2 Por ejemplo: Quiere insinuar algo que a mí, lo juro, se me escapa y por lo que yo sospecho, a ellos también, o alguna vez lo supieron como raza y los siglos lo han borrado. Si yo digo: me alcanzas ese paraguas, el gallego contesta: bo parajuas estas ti feito. Pone en marcha una metonimia extraña sin una función determinada, donde cambia el sujeto por el objeto directo con un fin que, lo vuelvo a confesar, se me escapa totalmente. Bo totalmente estas ti feito... ¡Que carallo están insinuando, por dios!

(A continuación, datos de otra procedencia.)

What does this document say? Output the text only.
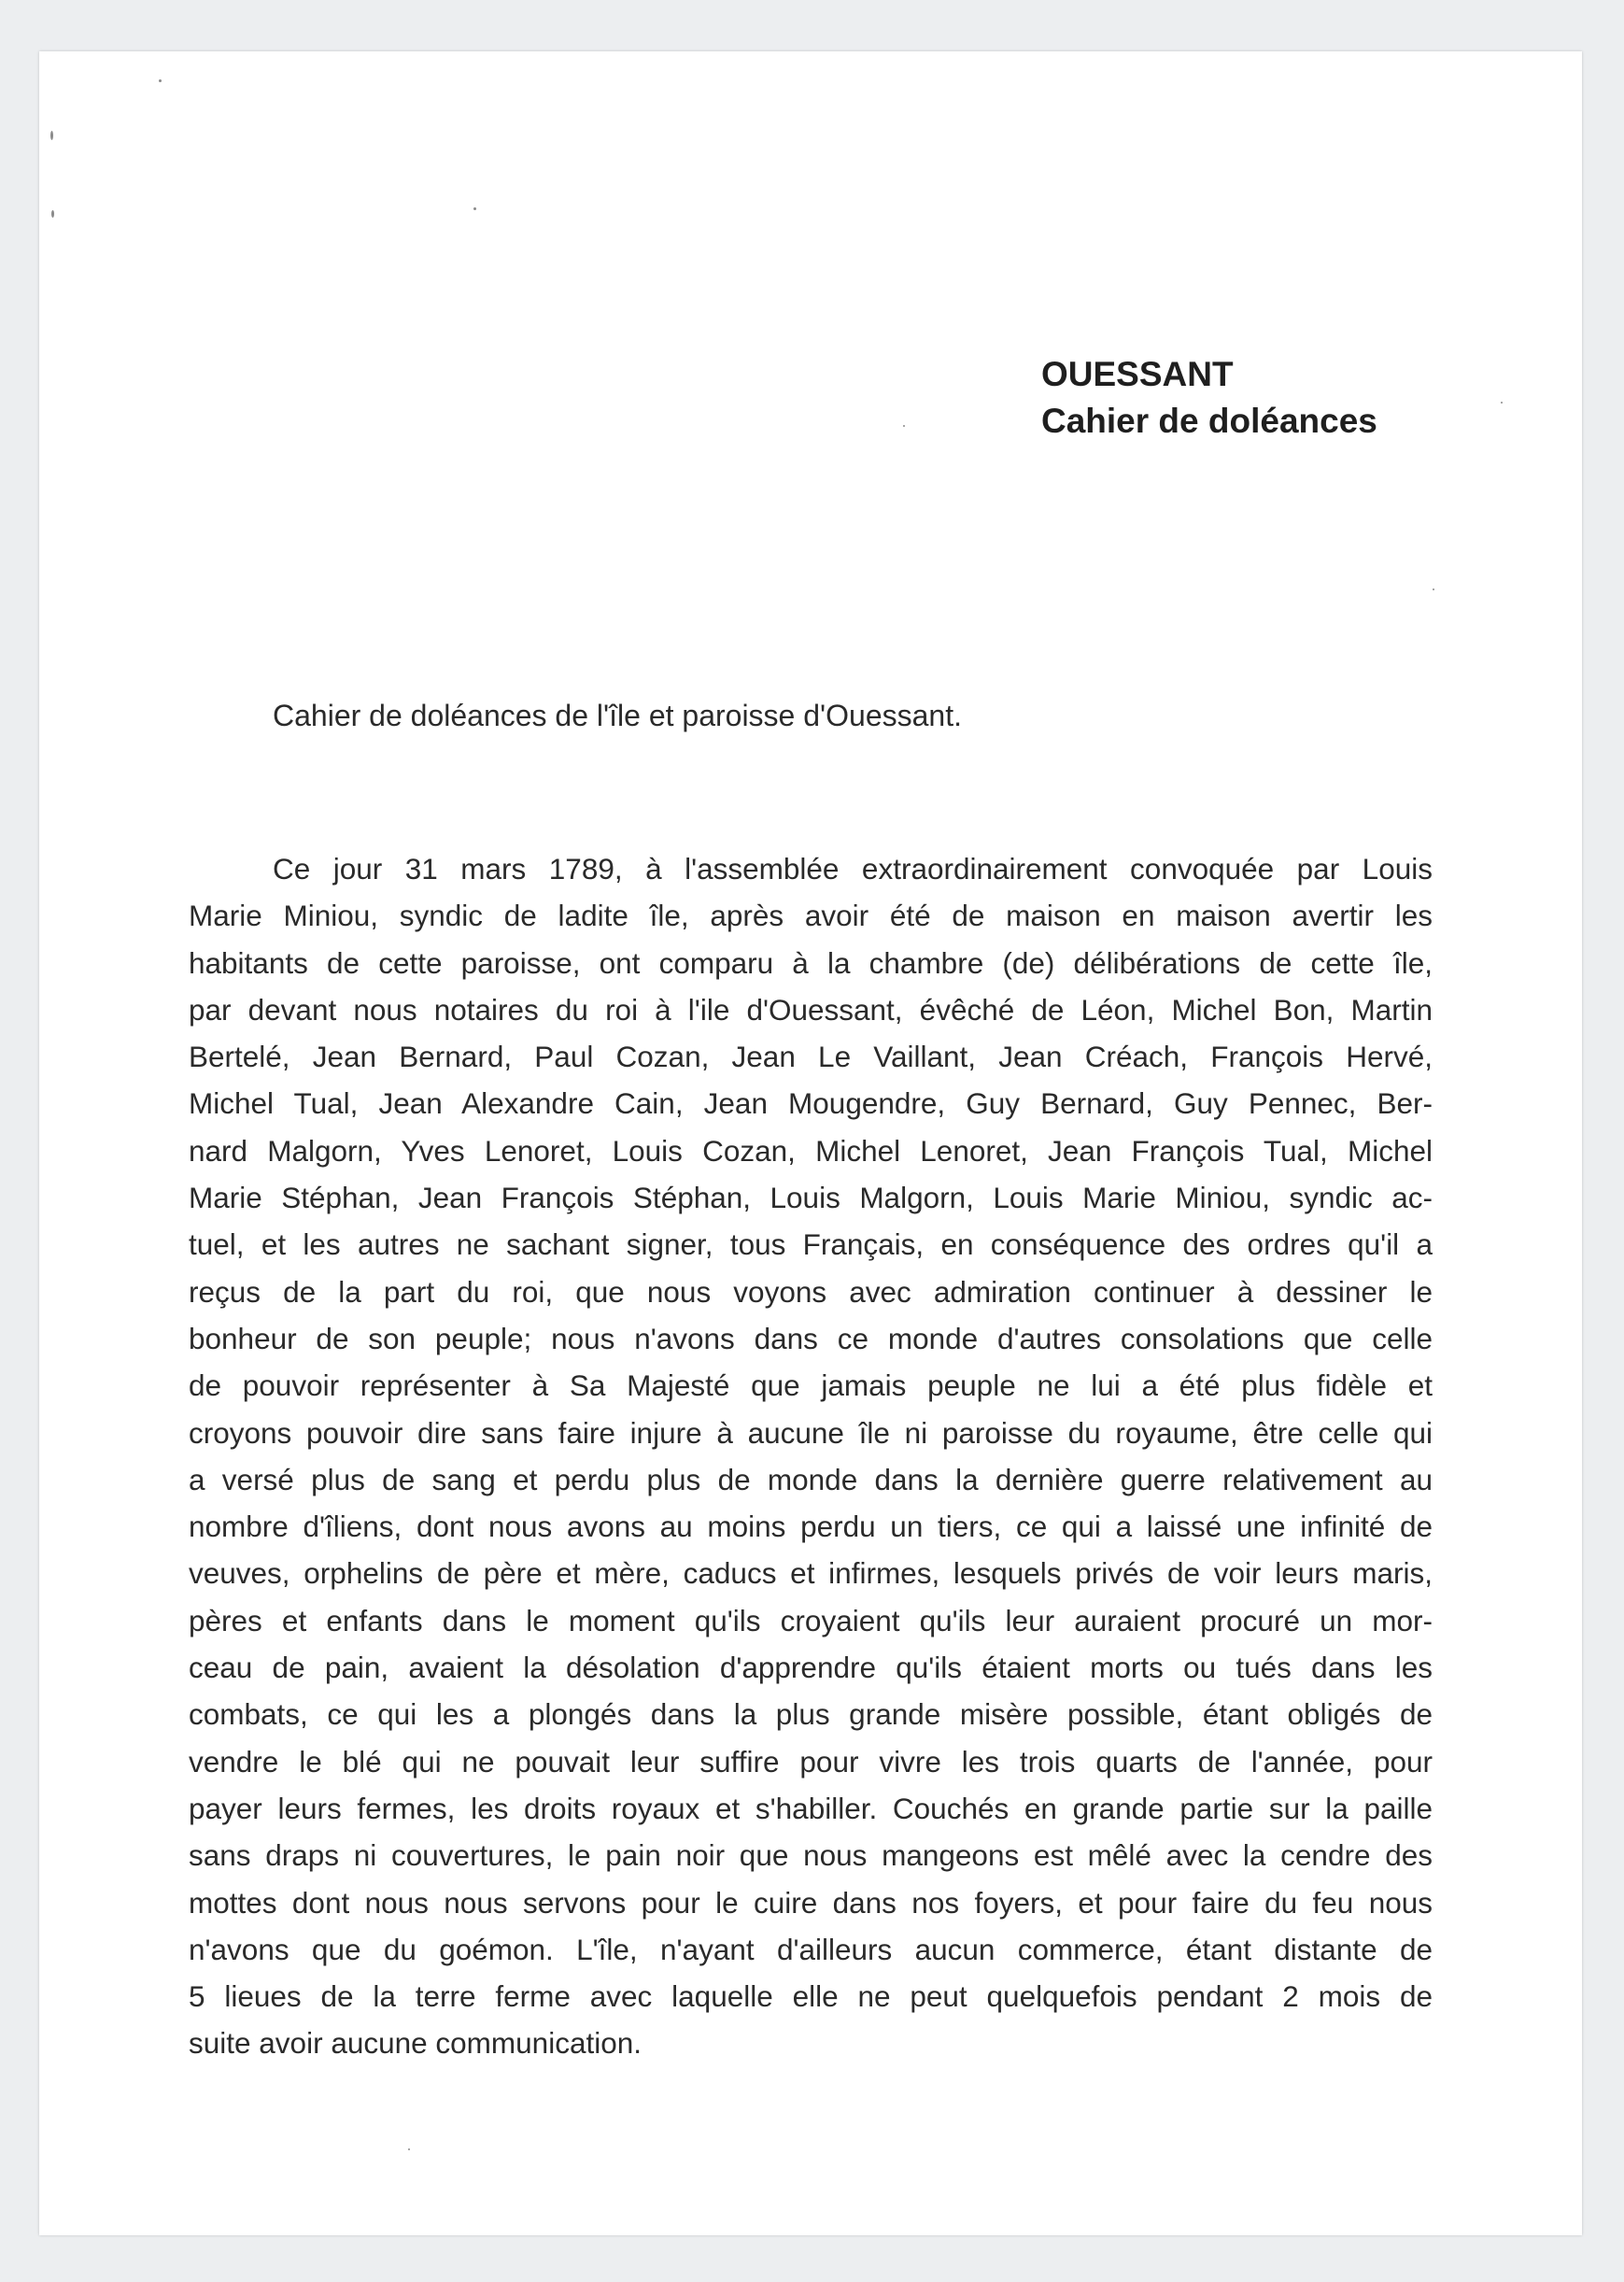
OUESSANT
Cahier de doléances
Cahier de doléances de l'île et paroisse d'Ouessant.
Ce jour 31 mars 1789, à l'assemblée extraordinairement convoquée par Louis
Marie Miniou, syndic de ladite île, après avoir été de maison en maison avertir les
habitants de cette paroisse, ont comparu à la chambre (de) délibérations de cette île,
par devant nous notaires du roi à l'ile d'Ouessant, évêché de Léon, Michel Bon, Martin
Bertelé, Jean Bernard, Paul Cozan, Jean Le Vaillant, Jean Créach, François Hervé,
Michel Tual, Jean Alexandre Cain, Jean Mougendre, Guy Bernard, Guy Pennec, Ber-
nard Malgorn, Yves Lenoret, Louis Cozan, Michel Lenoret, Jean François Tual, Michel
Marie Stéphan, Jean François Stéphan, Louis Malgorn, Louis Marie Miniou, syndic ac-
tuel, et les autres ne sachant signer, tous Français, en conséquence des ordres qu'il a
reçus de la part du roi, que nous voyons avec admiration continuer à dessiner le
bonheur de son peuple; nous n'avons dans ce monde d'autres consolations que celle
de pouvoir représenter à Sa Majesté que jamais peuple ne lui a été plus fidèle et
croyons pouvoir dire sans faire injure à aucune île ni paroisse du royaume, être celle qui
a versé plus de sang et perdu plus de monde dans la dernière guerre relativement au
nombre d'îliens, dont nous avons au moins perdu un tiers, ce qui a laissé une infinité de
veuves, orphelins de père et mère, caducs et infirmes, lesquels privés de voir leurs maris,
pères et enfants dans le moment qu'ils croyaient qu'ils leur auraient procuré un mor-
ceau de pain, avaient la désolation d'apprendre qu'ils étaient morts ou tués dans les
combats, ce qui les a plongés dans la plus grande misère possible, étant obligés de
vendre le blé qui ne pouvait leur suffire pour vivre les trois quarts de l'année, pour
payer leurs fermes, les droits royaux et s'habiller. Couchés en grande partie sur la paille
sans draps ni couvertures, le pain noir que nous mangeons est mêlé avec la cendre des
mottes dont nous nous servons pour le cuire dans nos foyers, et pour faire du feu nous
n'avons que du goémon. L'île, n'ayant d'ailleurs aucun commerce, étant distante de
5 lieues de la terre ferme avec laquelle elle ne peut quelquefois pendant 2 mois de
suite avoir aucune communication.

3 Por ejemplo: Si Un gallego quiere saber donde has estado el fin de semana te dirá: ¿y luego, llovió mucho en Coruña?, en lugar de decir: ¿has estado en Coruña este fin de semana?.
4 Por ejemplo: Pero si tú le preguntas: ¿has estado en Coruña este fin de semana?, él te responde: ¿y luego tu no fuiste?. Sabe de sobra que la retórica permite contestar con una pregunta a otra pregunta, pero no admite contestar con una pregunta a otra pregunta que sea contestación de una tercera, por lo tanto uno se ve obligado a contestar y quedarse sin respuesta a su pregunta inicial. Así consigue su propósito; sacar información sin dialogar en absoluto. Te ha ganado de mano, piensa él; en realidad se ha quedado más solo de lo que estaba.
5 Pensar en estas circunstancias es virtualmente imposible. Galicia no es país para pensar, es país para llevar la contraria y para comer pulpo, o incluso para comer pulpo a la vez que se lleva la contraria.